Implicaciones para el Mercado
Un retorno a la compra de bonos, incluso por razones técnicas, señala un cambio significativo en la política y podría ser interpretado por los mercados como un giro dovish. Representaría un fin formal a la reducción del balance de la Fed y una nueva fase de expansión. Esta acción probablemente ejercería presión a la baja sobre las tasas de interés a corto plazo y podría influir en las expectativas de los inversores sobre la trayectoria futura de la política monetaria. La medida se considera una acción proactiva para evitar que se repitan las turbulencias pasadas del mercado de repos, donde la escasez de reservas provocó un aumento repentino y dramático de las tasas.
Comentarios de Expertos
La predicción de Mark Cabana enmarca el posible programa de compra de bonos como una herramienta necesaria para gestionar el balance de la Fed y mantener el control sobre su tasa de política.

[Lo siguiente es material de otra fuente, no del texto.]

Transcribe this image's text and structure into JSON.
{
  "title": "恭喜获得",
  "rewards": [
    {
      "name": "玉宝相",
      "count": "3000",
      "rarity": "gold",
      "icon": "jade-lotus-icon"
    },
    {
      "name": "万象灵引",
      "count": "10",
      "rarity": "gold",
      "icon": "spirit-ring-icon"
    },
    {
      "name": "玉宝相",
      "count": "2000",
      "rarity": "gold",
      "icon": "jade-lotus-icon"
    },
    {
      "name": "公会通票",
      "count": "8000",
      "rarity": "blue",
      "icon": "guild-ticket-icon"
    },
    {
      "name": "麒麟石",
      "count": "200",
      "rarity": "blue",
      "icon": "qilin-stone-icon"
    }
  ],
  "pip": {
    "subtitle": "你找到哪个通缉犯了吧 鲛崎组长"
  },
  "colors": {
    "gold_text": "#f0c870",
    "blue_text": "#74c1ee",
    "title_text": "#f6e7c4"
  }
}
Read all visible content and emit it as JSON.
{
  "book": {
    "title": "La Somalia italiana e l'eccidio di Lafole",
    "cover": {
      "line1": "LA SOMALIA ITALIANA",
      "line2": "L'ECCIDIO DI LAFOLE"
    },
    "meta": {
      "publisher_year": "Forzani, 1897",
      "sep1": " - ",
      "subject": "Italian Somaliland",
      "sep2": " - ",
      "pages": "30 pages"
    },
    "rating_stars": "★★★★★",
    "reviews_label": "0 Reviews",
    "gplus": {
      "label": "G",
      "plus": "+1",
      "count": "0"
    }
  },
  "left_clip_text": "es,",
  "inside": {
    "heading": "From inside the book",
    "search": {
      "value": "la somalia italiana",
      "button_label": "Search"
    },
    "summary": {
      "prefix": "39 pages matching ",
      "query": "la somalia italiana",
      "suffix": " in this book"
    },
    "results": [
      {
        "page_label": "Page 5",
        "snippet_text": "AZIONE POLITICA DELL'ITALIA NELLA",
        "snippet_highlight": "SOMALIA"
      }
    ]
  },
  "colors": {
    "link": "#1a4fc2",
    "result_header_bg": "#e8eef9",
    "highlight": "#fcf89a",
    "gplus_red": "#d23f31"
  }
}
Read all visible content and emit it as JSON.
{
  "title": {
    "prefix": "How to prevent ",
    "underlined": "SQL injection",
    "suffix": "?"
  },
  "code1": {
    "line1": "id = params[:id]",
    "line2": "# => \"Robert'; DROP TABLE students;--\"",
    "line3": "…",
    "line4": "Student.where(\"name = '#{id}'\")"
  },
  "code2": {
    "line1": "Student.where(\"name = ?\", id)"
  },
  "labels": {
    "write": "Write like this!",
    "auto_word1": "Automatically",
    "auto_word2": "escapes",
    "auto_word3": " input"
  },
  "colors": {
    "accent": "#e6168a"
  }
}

Este punto de vista se alinea con los desafíos más amplios que enfrentan los formuladores de políticas. Según el análisis del mercado de renta fija citado por Forbes, ya se espera que el Comité Federal de Mercado Abierto (FOMC) recorte su tasa de referencia en un 0,25%, aunque algunos miembros pueden disentir. Sin embargo, las perspectivas fiscales a largo plazo siguen siendo una preocupación importante. Jeffrey Frankel, profesor de Harvard y ex miembro del Consejo de Asesores Económicos, ha advertido que la deuda de EE. UU. se encuentra en una trayectoria insostenible, proyectada para alcanzar el 107% del PIB para 2029. Afirmó en Project Syndicate que la "severa austeridad fiscal" puede ser la única solución a largo plazo viable, aunque dolorosa.
Contexto más Amplio
La posible acción de la Fed se produce en un contexto de considerable incertidumbre económica y política. La deuda pública se encuentra actualmente en el 99% del PIB, con costos de servicio de la deuda que superan los 11 mil millones de dólares por semana. Si bien la Fed se enfoca en la estabilidad del mercado a corto plazo, economistas como los de Oxford Economics y ex asesores de la Casa Blanca señalan una inminente crisis fiscal. La insolvencia de los fondos fiduciarios del Seguro Social y Medicare, esperada para 2034, se considera un catalizador potencial para una reforma fiscal forzada. La medida preventiva de la Fed para garantizar la liquidez del mercado destaca el delicado equilibrio que debe realizar: gestionar la estabilidad financiera inmediata mientras la nación enfrenta desafíos estructurales de deuda a largo plazo que la política monetaria por sí sola no puede resolver.